La France, qui est la seule puissance militaire de l’Union européenne (la seule dotée de l’arme nucléaire), sera sans doute la grande gagnante du recentrage sur une vraie Défense européenne, en achetant européen. Enfin, si les Européens tiennent leurs engagements dans la durée. Par son comportement erratique et ses coups de canif sur le Pacte de l’OTAN le président Donald Trump a terrifié les Européens. Ils ne peuvent plus s’appuyer aveuglément sur les équipements et le soutien américain. Le Portugal a été le premier à annoncer qu’il ferme la porte des fameux avions de combat américains F-35, la Grèce lui emboîte le pas mais cette fois sur les missiles.
Athènes a paraphé avec Paris ce lundi 14 avril un accord pour l’acquisition de 16 missiles antinavires Exocet. Ce contrat entre dans le cadre d’un partenariat militaire plus large entre les deux pays et qui monte en puissance depuis 2021, date à laquelle les Grecs ont misé sur les chasseurs Rafale et les frégates Belharra français. Le ministre grec de la Défense, Nikos Dendias, scellera cet accord avec son homologue français Sébastien Lecornu.
«On vient de signer un accord entre États pour la fourniture de 16 missiles Exocet» du missilier européen MBDA, a indiqué Dendias lors d’une conférence de presse commune avec Lecornu à Athènes. Il n’a pas livré plus d’indications sur ce marché.
Rappelons que la France et la Grèce avaient conclu en 2021 un partenariat stratégique dans la défense et la sécurité. Athènes avait commandé 24 appareils Rafale puis 3 frégates de défense et d’intervention (FDI) dénommées Belharra, pour un montant global de plus de 5,5 milliards d’euros. Les deux nations avaient évoqué dans la foulée une option pour l’achat d’une quatrième frégate et le ministre français a confié ce lundi que «le dossier de la quatrième frégate avance».

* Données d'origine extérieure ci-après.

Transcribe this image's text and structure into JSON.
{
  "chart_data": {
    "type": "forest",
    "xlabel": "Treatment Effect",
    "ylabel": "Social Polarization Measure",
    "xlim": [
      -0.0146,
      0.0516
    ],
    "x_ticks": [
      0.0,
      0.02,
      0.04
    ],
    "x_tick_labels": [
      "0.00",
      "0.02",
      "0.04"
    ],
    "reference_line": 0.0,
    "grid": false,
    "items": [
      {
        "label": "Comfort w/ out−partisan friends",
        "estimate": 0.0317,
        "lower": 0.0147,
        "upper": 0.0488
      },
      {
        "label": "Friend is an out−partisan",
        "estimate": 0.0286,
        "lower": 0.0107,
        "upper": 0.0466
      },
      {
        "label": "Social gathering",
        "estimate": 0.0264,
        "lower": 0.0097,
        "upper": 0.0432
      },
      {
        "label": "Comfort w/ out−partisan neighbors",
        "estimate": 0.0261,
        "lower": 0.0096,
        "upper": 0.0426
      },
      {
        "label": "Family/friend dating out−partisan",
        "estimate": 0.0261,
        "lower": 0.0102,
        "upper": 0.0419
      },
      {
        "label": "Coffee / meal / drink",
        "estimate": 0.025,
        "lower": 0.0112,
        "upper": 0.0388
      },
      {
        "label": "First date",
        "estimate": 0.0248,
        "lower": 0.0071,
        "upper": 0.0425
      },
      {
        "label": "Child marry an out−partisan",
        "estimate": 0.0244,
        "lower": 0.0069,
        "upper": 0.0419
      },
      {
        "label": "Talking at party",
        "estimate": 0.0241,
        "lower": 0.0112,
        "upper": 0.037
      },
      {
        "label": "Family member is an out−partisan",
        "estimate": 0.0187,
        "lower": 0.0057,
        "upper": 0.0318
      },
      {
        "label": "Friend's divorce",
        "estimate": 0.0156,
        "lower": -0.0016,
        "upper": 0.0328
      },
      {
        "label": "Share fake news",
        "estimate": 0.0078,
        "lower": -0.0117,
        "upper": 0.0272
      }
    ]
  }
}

«Nous avons déjà une coopération étroite qui comprend les 3 Belharra et une discussion autour de l’acquisition d’une quatrième», a corroboré le ministre grec. A noter que ce dernier avait déjà fait savoir vendredi dernier, lors d’une intervention au Forum économique de Delphes, que «dans nos intentions, il y a l’acquisition d’une quatrième frégate (…). Elle fait partie de notre plan d’armement»…
«Cette quatrième frégate […] aura des armes stratégiques, c’est-à-dire des missiles de croisière», avait-il ajouté.
D’après une source au sein de Naval Group approchée en mars dernier, la France a proposé à la Grèce de lui fournir 3 FDI supplémentaires qui seront fabriquées dans les chantiers navals grecs, une manière pour l’industrie de défense locale de se bonifier grâce à des transferts de technologie.
Par ailleurs le ministre grec de la Défense a évoqué vendredi dernier des pourparlers sur «la possibilité d’acquérir […] deux frégates italiennes d’occasion».
La Grèce, membre de l’OTAN, a officialisé le mois dernier le démarrage de la révision des fondements de l’armée, «la plus importante» de son histoire moderne. Une enveloppe de 25 milliards d’euros sera affectée à ce chantier. Paris pourrait se tailler la part du lion au rythme où vont les choses. On verra ce que fera Washington pour accrocher le wagon grec et tous les autres dans ce contexte de renforcement de la sécurité européenne…
Le secrétaire d’Etat américain Marco Rubio a fait le déplacement lors de la dernière réunion de l’Alliance pour annoncer qu’il n’a jamais été question pour les USA de larguer leurs alliés européens. Tous les gens sérieux savaient que Washington a laissé courir le bruit pour terrifier les Européens afin qu’ils plient face à une exigence de Trump : Consacrer 5% de leurs PIB à la Défense, en achetant américain évidemment.
Sauf que la terreur est tellement montée en Europe qu’ils se sont dit que les Etats-Unis ne pouvaient plus être considérés comme cet allié fiable qui a protégé et couvé depuis la Première Guerre mondiale. Trump est annoncé au Sommet de l’OTAN en juin prochain, à La Haye (Pays-Bas), on peut compter sur lui pour tout tenter afin de convaincre les Européens que ses équipements militaires sont la solution…
Les Européens devront résister aux sirènes du républicain et à la tentation d’enterrer leur projet de Défense pour retourner sous le parapluie troué des Américains. Le président Emmanuel Macron devra faire des étincelles pour arrimer les Européens – surtout ceux de l’Est et les Allemands, très “américanophiles” – à l’offre française en matière d’équipements militaires. Paris a tout pour séduire mais il ne faut pas minorer la puissance de la diplomatie américaine.